In a Friday morning press conference, Kaminsky said that many of the patches released by various IT vendors and security firms reacting to his bug discovery (reported by CNet News.com) are at best temporary fixes to a more pervasive problem. Kaminsky added that he would be disclosing further findings at the Black Hat security conference in Las Vegas next month.
Kaminski argued that there should be a blackout date on discourse and research about the vulnerability until then. In contrast, IT security gadfly Halvar Flake, who is also CEO and head of research at Sabre Security, outlined a hypothesis for the DNS flaw in his blog and disagreed with the blackout.
"Let's assume that the DNS problem is sufficiently complicated that an average person that has some background in security, but little idea of protocols or DNS, would take N days to figure out what is problem is. So clearly, the assumption behind the 'discussion blackout' is that no evil person will figure it out before the end of the N days [blackout]," Flake wrote.
Flake's proposed method of finding the vulnerability came about when he ran tests that involved sending spoofed protocol transfer requests to a nameserver, a gate-keeping function for IP language, which converts text domain names into numeric IP addresses. Through this process, an attacker sets up a Web page with tags that are routed to a corrupt nameserver. When a user visits that Web page, the browser may be fooled into associating a legitimate name server with the page.
The DNS vector should be considered a pervasive threat to enterprise systems.
The U.S. Computer Emergency Readiness Team, about two weeks ago -- around the time of Kaminsky's initial announcement -- issued an advisory describing the issue. It listed more than 80 vendors whose products are affected by the vulnerability, including names like Microsoft, Cisco Systems, Sun Microsystems Inc. and Red Hat, among others.
Having a reliable DNS cache exploit in place increases the probability that a hacker can redirect an unsuspecting Web surfer to a malicious Web site, an attack called "phishing."

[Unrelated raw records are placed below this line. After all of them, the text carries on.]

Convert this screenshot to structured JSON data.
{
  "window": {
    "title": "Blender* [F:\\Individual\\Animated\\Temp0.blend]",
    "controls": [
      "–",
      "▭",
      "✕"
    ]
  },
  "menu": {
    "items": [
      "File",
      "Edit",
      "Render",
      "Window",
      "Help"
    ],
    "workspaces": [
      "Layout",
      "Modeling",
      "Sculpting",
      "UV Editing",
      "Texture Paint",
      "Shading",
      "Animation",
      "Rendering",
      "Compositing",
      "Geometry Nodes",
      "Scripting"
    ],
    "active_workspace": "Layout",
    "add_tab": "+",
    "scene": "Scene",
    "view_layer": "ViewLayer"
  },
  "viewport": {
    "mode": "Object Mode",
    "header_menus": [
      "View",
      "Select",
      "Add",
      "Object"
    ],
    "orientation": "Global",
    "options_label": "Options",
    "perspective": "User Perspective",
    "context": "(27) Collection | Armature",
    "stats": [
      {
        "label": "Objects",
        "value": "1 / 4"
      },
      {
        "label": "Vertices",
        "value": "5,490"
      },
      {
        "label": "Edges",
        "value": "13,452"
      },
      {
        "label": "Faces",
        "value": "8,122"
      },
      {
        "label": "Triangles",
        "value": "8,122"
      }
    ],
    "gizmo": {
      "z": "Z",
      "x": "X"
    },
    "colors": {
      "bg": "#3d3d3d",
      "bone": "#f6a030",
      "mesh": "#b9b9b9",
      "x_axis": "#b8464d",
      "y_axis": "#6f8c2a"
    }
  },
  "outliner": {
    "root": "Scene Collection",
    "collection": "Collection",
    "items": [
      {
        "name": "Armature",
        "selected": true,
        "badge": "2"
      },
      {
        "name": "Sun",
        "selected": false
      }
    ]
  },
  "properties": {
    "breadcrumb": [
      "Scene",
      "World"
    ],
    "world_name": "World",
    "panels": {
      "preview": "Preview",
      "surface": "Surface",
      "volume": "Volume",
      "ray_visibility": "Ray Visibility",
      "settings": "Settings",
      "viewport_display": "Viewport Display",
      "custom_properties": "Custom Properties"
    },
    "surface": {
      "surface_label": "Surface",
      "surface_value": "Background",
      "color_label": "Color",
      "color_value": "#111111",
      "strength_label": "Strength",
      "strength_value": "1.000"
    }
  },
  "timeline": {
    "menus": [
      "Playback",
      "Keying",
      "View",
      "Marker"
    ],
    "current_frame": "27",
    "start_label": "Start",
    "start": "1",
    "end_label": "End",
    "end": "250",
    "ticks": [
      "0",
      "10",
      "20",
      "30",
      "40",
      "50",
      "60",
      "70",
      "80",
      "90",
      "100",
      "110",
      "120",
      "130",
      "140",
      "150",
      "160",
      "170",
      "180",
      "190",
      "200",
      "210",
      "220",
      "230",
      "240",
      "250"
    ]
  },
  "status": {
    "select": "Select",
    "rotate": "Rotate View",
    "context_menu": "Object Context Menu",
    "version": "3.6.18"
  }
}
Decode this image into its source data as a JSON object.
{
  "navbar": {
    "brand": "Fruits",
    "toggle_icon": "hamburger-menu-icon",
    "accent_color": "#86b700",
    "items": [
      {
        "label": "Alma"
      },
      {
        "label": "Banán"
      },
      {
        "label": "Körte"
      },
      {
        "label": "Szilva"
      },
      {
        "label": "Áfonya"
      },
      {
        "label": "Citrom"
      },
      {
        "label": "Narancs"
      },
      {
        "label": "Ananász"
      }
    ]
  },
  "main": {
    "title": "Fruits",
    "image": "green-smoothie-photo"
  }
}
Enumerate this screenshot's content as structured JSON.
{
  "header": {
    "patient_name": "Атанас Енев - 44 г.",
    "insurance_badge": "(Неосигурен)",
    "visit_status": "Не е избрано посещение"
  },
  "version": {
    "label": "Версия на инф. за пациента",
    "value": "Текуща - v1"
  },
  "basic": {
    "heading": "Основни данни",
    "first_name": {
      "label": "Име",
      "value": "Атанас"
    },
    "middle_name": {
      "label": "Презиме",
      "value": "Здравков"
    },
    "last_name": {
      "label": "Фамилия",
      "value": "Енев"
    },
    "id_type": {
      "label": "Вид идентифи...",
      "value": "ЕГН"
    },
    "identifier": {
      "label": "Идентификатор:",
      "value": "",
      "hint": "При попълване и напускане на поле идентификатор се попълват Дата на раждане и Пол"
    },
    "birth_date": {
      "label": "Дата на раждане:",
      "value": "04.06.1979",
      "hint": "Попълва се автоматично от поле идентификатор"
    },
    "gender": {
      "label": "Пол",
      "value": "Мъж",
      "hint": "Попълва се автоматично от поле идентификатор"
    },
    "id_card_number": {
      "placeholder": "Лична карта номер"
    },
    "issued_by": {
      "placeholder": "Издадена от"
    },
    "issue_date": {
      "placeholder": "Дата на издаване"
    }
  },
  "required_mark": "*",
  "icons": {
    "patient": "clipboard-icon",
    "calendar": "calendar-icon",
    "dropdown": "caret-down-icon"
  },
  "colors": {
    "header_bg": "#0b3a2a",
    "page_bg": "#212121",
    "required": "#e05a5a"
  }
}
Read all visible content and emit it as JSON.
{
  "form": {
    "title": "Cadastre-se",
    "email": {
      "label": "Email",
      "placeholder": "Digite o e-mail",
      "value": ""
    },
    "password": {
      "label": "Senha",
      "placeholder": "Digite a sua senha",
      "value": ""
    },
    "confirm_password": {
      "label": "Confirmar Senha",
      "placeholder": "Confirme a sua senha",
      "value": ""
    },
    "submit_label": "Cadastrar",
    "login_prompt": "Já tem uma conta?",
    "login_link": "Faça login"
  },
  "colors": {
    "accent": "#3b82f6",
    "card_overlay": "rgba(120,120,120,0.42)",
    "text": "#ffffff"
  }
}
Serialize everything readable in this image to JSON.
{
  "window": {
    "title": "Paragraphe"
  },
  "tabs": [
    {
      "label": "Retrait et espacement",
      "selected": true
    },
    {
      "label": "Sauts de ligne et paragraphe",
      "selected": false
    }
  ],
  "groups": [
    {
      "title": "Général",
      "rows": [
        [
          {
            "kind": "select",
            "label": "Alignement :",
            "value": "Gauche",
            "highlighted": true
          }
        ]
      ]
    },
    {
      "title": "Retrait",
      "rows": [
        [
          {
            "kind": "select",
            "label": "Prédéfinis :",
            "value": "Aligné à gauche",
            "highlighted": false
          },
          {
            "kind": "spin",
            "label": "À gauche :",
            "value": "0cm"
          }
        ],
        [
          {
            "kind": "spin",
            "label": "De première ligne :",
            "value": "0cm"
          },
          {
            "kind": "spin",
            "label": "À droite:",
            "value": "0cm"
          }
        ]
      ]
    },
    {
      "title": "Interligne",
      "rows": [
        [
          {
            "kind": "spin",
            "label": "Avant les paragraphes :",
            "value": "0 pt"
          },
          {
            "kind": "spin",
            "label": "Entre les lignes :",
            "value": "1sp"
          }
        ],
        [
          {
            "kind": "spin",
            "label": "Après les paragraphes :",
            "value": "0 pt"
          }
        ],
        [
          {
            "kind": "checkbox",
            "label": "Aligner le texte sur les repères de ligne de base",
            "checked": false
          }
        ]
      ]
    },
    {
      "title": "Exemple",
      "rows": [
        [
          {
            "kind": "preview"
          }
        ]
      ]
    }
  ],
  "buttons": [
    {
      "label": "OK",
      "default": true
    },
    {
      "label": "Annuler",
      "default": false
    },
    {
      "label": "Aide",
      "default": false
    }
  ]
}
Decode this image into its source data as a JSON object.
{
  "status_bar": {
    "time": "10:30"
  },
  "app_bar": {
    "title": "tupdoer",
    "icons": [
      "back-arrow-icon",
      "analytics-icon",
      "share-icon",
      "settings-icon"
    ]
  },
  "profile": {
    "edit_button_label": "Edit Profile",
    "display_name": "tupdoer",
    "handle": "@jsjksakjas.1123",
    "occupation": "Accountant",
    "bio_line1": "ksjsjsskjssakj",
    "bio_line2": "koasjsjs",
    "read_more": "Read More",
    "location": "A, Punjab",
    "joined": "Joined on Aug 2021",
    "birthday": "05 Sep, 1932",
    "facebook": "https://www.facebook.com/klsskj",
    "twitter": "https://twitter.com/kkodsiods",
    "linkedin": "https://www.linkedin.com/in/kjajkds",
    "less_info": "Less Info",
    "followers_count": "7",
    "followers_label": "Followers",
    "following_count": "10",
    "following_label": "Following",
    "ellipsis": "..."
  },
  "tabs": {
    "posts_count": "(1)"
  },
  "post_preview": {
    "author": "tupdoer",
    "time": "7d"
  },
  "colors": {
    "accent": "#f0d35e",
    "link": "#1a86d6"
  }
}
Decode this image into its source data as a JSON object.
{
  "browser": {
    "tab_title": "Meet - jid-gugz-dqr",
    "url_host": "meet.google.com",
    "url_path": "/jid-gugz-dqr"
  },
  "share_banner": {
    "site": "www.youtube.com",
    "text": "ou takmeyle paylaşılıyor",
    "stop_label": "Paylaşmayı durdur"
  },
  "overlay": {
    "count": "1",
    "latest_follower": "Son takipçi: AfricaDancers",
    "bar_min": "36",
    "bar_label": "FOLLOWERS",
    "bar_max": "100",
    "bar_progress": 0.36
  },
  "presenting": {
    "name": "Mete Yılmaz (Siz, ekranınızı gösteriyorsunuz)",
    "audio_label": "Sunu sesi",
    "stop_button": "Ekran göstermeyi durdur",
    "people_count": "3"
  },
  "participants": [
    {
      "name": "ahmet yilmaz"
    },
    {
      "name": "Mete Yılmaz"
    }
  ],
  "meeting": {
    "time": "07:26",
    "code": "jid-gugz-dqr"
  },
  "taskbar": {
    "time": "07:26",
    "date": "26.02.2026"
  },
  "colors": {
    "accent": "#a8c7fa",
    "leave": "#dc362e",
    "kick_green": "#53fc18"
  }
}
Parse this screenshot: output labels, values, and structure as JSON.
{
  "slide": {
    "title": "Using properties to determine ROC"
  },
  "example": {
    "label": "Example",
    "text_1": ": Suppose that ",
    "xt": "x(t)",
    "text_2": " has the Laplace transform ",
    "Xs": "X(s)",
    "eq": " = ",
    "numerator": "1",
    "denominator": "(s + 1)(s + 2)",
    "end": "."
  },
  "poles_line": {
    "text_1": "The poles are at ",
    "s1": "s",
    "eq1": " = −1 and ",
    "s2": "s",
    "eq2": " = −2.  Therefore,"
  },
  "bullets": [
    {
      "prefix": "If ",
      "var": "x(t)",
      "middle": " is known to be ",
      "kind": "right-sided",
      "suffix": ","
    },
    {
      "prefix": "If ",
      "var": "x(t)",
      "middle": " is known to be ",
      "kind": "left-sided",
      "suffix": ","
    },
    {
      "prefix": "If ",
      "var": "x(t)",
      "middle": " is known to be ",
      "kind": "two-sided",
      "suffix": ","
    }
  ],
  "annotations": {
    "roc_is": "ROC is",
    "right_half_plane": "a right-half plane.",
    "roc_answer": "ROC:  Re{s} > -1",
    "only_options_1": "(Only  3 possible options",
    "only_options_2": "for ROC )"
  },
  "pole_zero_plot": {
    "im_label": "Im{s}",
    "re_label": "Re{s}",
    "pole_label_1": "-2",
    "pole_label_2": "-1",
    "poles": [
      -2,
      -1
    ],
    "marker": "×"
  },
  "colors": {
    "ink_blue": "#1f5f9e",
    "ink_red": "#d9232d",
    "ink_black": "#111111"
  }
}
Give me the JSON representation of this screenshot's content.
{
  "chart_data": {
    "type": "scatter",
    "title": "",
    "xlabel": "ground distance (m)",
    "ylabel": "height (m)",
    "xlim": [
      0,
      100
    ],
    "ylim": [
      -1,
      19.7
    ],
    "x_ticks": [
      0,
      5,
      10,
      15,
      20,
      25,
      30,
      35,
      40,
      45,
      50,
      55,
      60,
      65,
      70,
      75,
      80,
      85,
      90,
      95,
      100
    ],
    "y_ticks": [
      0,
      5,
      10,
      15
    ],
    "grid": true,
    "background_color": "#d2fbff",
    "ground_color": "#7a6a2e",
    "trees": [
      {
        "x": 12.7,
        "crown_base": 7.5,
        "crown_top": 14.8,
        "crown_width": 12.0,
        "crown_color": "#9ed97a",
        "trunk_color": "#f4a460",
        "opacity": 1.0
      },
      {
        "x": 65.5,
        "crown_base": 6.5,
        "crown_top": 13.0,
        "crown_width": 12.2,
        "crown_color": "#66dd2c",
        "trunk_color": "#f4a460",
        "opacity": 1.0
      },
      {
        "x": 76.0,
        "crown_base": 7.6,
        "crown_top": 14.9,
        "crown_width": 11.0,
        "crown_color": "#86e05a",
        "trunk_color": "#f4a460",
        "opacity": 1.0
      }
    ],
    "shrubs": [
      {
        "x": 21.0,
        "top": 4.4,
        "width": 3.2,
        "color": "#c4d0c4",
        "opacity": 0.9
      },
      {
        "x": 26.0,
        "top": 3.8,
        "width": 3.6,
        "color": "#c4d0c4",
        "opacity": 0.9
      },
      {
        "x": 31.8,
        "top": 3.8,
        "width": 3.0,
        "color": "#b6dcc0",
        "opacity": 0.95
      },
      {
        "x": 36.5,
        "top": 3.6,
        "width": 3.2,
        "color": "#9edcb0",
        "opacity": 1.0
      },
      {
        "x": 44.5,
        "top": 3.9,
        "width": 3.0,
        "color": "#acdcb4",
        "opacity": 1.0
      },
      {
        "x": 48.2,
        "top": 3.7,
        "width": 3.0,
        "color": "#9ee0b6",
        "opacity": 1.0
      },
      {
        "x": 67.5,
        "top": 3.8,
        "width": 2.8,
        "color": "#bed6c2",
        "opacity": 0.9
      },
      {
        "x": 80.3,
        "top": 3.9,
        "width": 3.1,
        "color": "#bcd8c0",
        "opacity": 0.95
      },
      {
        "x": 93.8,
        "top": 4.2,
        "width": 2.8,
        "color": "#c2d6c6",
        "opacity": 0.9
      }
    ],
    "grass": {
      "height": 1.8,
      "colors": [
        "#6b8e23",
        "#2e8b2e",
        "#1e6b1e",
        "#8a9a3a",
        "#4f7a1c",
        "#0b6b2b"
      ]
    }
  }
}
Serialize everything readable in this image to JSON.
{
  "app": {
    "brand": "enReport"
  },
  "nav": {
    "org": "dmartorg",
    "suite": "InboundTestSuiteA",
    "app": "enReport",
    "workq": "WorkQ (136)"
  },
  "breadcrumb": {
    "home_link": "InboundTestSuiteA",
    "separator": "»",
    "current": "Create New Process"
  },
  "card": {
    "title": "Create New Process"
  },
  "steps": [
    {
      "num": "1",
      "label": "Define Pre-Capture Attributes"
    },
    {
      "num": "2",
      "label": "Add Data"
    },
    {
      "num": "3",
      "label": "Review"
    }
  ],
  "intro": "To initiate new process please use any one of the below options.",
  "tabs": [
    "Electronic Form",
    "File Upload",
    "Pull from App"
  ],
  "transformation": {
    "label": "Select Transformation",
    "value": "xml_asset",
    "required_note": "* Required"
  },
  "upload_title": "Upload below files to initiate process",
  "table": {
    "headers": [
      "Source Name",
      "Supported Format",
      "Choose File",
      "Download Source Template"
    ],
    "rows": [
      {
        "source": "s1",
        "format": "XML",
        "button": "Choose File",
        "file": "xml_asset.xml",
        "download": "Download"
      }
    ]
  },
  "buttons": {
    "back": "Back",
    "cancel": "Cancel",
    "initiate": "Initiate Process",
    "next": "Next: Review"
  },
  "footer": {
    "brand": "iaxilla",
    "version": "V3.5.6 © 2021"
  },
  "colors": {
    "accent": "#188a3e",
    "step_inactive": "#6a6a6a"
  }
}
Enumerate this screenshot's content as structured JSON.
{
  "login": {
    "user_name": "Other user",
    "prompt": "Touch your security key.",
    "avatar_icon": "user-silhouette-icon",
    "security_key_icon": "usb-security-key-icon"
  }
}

"Phishing attacks were already on the rise against the increasing number of hosted enterprises services," said Andrew Storms, director of security at San Francisco-based IT security firm nCircle. "I don't think we've seen the last of these problems. The temporary solutions are to immediately patch your system in the meantime because the risk to corporate networks is one of the more serious risks enterprises face."